CHEYENNE, Wyo. (AP) — The search for the remains of a missing 13-month-old Wyoming boy is set to start at daybreak Tuesday at a Northern Colorado landfill.

A criminal complaint released Monday charged Logan Hunter Rogers, 23, of Cheyenne with involuntary manslaughter and child endangering with a controlled substance in the death of Silas Anthony Ojeda of Cheyenne. Rogers doesn’t have a lawyer yet, and a judge has set a Nov. 9 hearing to decide whether he will stand trial.

According to a detective’s statement filed in court, Ojeda’s mother was Rogers’ girlfriend. Police started looking for the boy after Richard Ojeda, his grandfather, reported him missing last Wednesday.

“He was perfect, all grandchildren are perfect,” Ojeda said of his grandson in an interview on Friday. “We just want him home so we can give him a decent burial.”

Rogers first told investigators that he had given the boy to another man to take him fishing, but he later said that members of a motorcycle club had taken him, according to the detective’s statement. The child endangering count alleges that Rogers took the boy before his death to a house where people were smoking methamphetamine.

Rogers finally told investigators that Ojeda had died after falling at the family home and hitting his head. Rogers said he disposed of the boy’s body in a trash container at a local community college. Trash from the container goes to the Colorado landfill.

Capt. Linda Gesell of the Laramie County Sheriff’s Office said Monday that her office has secured a search warrant for the landfill in Ault, Colorado, and had moved trailers and other resources to the scene. She said about 30 people a day from her department and the Wyoming Army National Guard will participate in the search.

The search may take weeks, Gesell said. It will address an area 25 yards wide and 100 yards long where the trash is about 15-feet deep, she said.

“We have a 1 percent chance of finding something.
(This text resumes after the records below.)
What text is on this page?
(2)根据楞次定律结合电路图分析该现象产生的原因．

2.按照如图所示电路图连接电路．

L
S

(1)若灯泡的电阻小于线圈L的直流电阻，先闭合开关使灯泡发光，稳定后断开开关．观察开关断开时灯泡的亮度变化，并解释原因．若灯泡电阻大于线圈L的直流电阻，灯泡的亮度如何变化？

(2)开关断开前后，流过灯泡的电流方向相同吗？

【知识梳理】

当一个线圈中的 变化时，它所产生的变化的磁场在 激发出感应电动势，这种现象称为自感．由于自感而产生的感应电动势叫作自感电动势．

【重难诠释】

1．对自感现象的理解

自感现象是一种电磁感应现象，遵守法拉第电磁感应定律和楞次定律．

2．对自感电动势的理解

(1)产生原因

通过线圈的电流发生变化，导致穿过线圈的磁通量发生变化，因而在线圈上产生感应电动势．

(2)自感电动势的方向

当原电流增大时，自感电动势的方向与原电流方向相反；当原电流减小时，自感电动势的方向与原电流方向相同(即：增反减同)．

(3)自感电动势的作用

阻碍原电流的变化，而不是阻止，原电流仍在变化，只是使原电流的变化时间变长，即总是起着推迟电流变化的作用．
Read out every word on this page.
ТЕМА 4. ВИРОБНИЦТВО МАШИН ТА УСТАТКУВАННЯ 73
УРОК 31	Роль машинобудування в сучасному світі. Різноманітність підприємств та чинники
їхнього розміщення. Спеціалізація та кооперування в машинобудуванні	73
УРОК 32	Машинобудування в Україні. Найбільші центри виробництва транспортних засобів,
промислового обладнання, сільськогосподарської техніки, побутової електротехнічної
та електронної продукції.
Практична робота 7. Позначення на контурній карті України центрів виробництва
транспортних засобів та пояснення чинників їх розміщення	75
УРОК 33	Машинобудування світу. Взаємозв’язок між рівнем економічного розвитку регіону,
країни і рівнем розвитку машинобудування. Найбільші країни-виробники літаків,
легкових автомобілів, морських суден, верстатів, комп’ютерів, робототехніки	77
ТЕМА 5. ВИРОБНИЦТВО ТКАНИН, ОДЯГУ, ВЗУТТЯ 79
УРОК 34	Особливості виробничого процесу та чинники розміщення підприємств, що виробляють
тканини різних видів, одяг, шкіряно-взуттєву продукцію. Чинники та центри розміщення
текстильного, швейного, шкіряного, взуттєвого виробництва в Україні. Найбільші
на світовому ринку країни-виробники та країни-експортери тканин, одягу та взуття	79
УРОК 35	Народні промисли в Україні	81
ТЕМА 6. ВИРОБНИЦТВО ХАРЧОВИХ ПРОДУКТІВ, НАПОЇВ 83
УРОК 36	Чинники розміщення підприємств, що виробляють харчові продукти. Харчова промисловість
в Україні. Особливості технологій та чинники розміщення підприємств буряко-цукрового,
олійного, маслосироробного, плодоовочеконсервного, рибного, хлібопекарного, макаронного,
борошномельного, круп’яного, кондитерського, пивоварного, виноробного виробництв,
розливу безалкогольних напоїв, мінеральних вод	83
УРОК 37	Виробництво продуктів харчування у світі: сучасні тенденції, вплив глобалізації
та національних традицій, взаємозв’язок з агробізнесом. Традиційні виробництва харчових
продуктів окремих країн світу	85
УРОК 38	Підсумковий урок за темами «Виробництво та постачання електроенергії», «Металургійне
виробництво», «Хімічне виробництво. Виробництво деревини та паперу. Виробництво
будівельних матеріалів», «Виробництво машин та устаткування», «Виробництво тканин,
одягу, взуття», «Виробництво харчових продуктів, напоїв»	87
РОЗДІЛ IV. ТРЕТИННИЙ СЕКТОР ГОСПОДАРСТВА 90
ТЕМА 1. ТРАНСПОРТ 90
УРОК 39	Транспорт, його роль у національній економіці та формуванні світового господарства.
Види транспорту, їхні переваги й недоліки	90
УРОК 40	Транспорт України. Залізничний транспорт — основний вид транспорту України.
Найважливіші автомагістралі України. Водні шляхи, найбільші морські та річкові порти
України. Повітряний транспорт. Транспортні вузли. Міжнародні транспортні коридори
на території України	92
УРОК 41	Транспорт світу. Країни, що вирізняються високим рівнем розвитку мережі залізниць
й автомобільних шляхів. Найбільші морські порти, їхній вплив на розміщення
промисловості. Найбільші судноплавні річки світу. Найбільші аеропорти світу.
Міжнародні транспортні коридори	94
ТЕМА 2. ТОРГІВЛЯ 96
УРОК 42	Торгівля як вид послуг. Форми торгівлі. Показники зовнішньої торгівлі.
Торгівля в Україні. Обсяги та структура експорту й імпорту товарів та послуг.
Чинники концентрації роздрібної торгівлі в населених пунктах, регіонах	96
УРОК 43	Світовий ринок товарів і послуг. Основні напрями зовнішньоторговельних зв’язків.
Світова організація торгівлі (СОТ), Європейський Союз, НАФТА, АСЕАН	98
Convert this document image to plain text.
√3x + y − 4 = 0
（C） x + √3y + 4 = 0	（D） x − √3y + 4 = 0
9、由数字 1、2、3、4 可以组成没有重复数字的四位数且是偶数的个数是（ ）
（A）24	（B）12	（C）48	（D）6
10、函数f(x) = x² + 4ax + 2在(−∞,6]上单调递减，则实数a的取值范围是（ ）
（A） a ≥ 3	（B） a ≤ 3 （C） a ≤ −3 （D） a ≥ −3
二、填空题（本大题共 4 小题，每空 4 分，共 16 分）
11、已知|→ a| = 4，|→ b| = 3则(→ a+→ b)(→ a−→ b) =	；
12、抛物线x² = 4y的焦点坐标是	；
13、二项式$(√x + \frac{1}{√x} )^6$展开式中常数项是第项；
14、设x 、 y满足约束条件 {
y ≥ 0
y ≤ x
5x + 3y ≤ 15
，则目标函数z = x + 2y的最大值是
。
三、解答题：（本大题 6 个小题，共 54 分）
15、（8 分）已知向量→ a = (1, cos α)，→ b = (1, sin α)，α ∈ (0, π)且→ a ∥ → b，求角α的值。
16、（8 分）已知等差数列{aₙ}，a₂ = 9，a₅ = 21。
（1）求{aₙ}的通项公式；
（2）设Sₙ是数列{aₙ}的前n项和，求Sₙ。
So the odds for us aren’t good, but we’re going to do this,” Gesell said. “We’ll probably re-evaluate after a couple of weeks.”

Gesell said her department bases the 1 percent chance of success on statements from experts who have done similar searches, as well as from landfill managers who know firsthand how much trash is piled there.

Searchers will remove trash with a frontend loader and a backhoe and examine each bucketful, Gesell said. She said the search promises to be difficult both physically and emotionally for those involved.

“Most of us are parents, and anyone who’s a parent — I don’t want to outlive my kids,” Gesell said. “That’s just a nightmare for a parent, but it’s especially a nightmare for this little guy. It’s tough. We know it’s part of our job, but it’s never easy.”